Invisible grief

Invisible Grief from Bibas to everyone else in Israel

By now, who among us doesn’t recognize the devastating countenance of Yarden Bibas or Eli Sharabi? Sometimes their eyes are glazed, faraway; sometimes their faces are fixed, determined. Sometimes all you can do is look upon them and know you’ll, hopefully, never even be close to that level of grief and pain.

You feel for them, how could you not?

It would seem there are some – many – among us who indeed cannot. Tragically I have seen examples of that to the left of me and just as tragically, to the right.

And they occur in the absence of eye contact, from heartless ministers to keyboard warriors.

For those of us who have functionally beating hearts, it’s not far fetched to remind ourselves daily that there are countless fellow citizens suffering grief and pain and trauma, making micro choices every day to keep it together, to move forward, to collapse but get back up. Families, veterans and emergency professionals who have lived hell, who have been changed forever. In every corner of Israel and even many abroad. Across ages and demographics. Across, yes, even religious affiliations.

They’re standing in front of you in line at the supermarket. They’re driving in the next lane over on the 1. They’re on the other end of the call where you’re handling the customer service.

Mourners, grievers, the ones who lost whole worlds on or after October 7th. The ones swallowing their trauma, whether they fought, were fought with, came to the rescue.

Or got horribly lost, drowned in a situation no one asked for, no one deserves.

It’s easy to forget on the daily when we haven’t ourselves sat up front at someone else’s horror show.

So I don’t understand why it seems so many fellow Jews – Israelis – are blind to the way they inflict more pain on a grieving mother or father or child with unchecked comments, unthoughtful expressions of judgment? Why people feel they have a right to leverage pain for their point, without first acknowledging it, without any compassion, without understanding we’re all in this, we’re all targets at any time, we’re all potential grievers at any time? Is the superficial pleasure of political condemnation more valuable than creating space for a modicum of compassion?

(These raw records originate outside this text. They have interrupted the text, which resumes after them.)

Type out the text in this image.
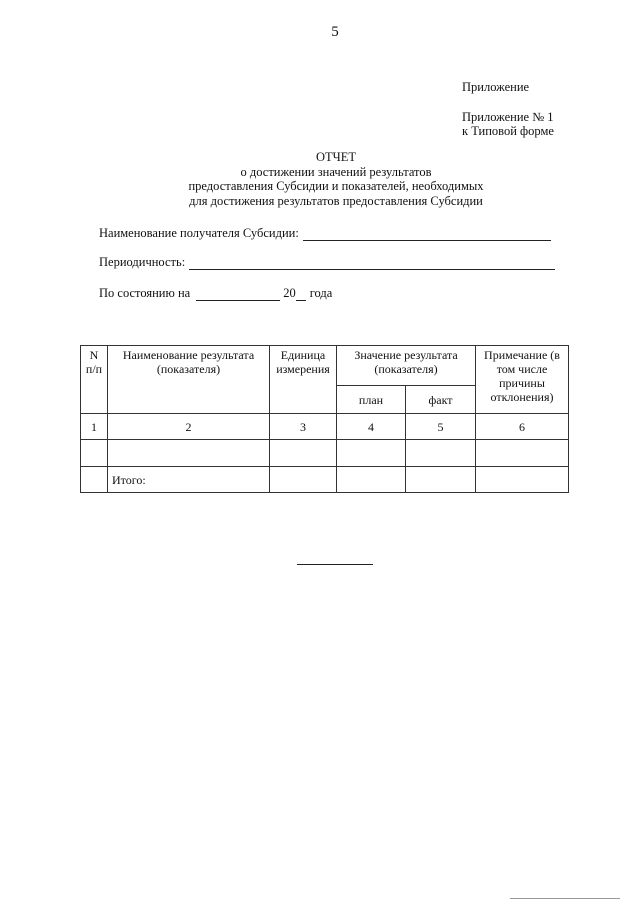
5
Приложение
Приложение № 1
к Типовой форме
ОТЧЕТ
о достижении значений результатов
предоставления Субсидии и показателей, необходимых
для достижения результатов предоставления Субсидии
Наименование получателя Субсидии:
Периодичность:
По состоянию на	20 года
N п/п	Наименование результата (показателя)	Единица измерения	Значение результата (показателя)		Примечание (в том числе причины отклонения)
			план	факт	
1	2	3	4	5	6

	Итого:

Do you want mashiach now? Do you want tikun olam?

After all, we know how it goes – whether your grandparents were Holocaust survivors, expulsion survivors, pogrom survivors; a Jew is a Jew is a Jew, no matter how you look or what you say or how much you beg for your life with a barrel at your back.

And yet – here are the armchair opinionists who are also my and your neighbors, the 1 or 2 degrees connections of grieving people. Not thinking before posting. Not pausing before ranting.

Wouldn’t it do well to pause and acknowledge before launching keyboard warfare against your own? 

Didn’t most of us, no matter sect, grow up with similar Jewish core values of compassion? That אהבת חינם is a key ingredient to crawling out from the oppression of our enemies? What else are we fasting on Tisha B’av to acknowledge? To repent for?

If we’re gonna continue existing as a nation, we have to start hard conversations with acknowledging there is a ton of invisible pain and grief in this country for decades to come. Nothing at this point can change that fact; nothing can make it disappear.

Never assume the person you’re picking a fight with in the supermarket line or seems to have cut you off in traffic hasn’t been to hell and back.

We don’t get to be a long lasting nation if we can’t show our own people baseline compassion during tragedy.